Authored by RKSimon on Feb 2 2021, 6:12 AM.

Details

Summary

Extends D95779 to permit insertion into float/doubles vectors while avoiding a lot of aliased memory traffic.

The scalar value is already on the simd unit, so we only need to transfer and splat the index value, then perform the select.

SSE4 codegen is a little bulky due to the tied register requirements of (non-VEX) BLENDPS/PD but the extra moves are cheap so shouldn't be an actual problem.

Diff Detail

Event Timeline

RKSimon created this revision.Feb 2 2021, 6:12 AM
RKSimon requested review of this revision.Feb 2 2021, 6:12 AM
Herald added a project: Restricted Project. · View Herald TranscriptFeb 2 2021, 6:12 AM
pengfei accepted this revision.Feb 2 2021, 5:14 PM

LGTM.

This revision is now accepted and ready to land.Feb 2 2021, 5:14 PM

One more question: if the simd registers are in high pressure, can we get the benefit as expected?

One more question: if the simd registers are in high pressure, can we get the benefit as expected?

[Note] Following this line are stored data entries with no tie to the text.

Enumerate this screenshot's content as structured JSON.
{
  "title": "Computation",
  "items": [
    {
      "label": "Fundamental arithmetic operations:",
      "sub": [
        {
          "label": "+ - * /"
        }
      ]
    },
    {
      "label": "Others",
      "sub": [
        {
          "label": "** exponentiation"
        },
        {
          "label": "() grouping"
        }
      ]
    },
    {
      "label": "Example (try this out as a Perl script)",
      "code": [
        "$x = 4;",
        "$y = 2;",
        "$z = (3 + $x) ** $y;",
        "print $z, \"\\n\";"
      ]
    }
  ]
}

I'm going to say "probably" :) The big benefit is that we avoid the scalar write aliasing with a vector write, which can stall various cache optimizations (STLF etc.) - instead we're likely to end up with a single vector push/pull which should be a lot less painful. However, the (V)BLENDVPD/S op isn't commutable so if we end up spilling the wrong vector (or in the SSE case the xmm0 tied register causes problems) then we could see additional stack traffic - I don't think that is a showstopper however, and is something I think we could address in regalloc if it does happen.

This revision was landed with ongoing or failed builds.Feb 3 2021, 6:14 AM
This revision was automatically updated to reflect the committed changes.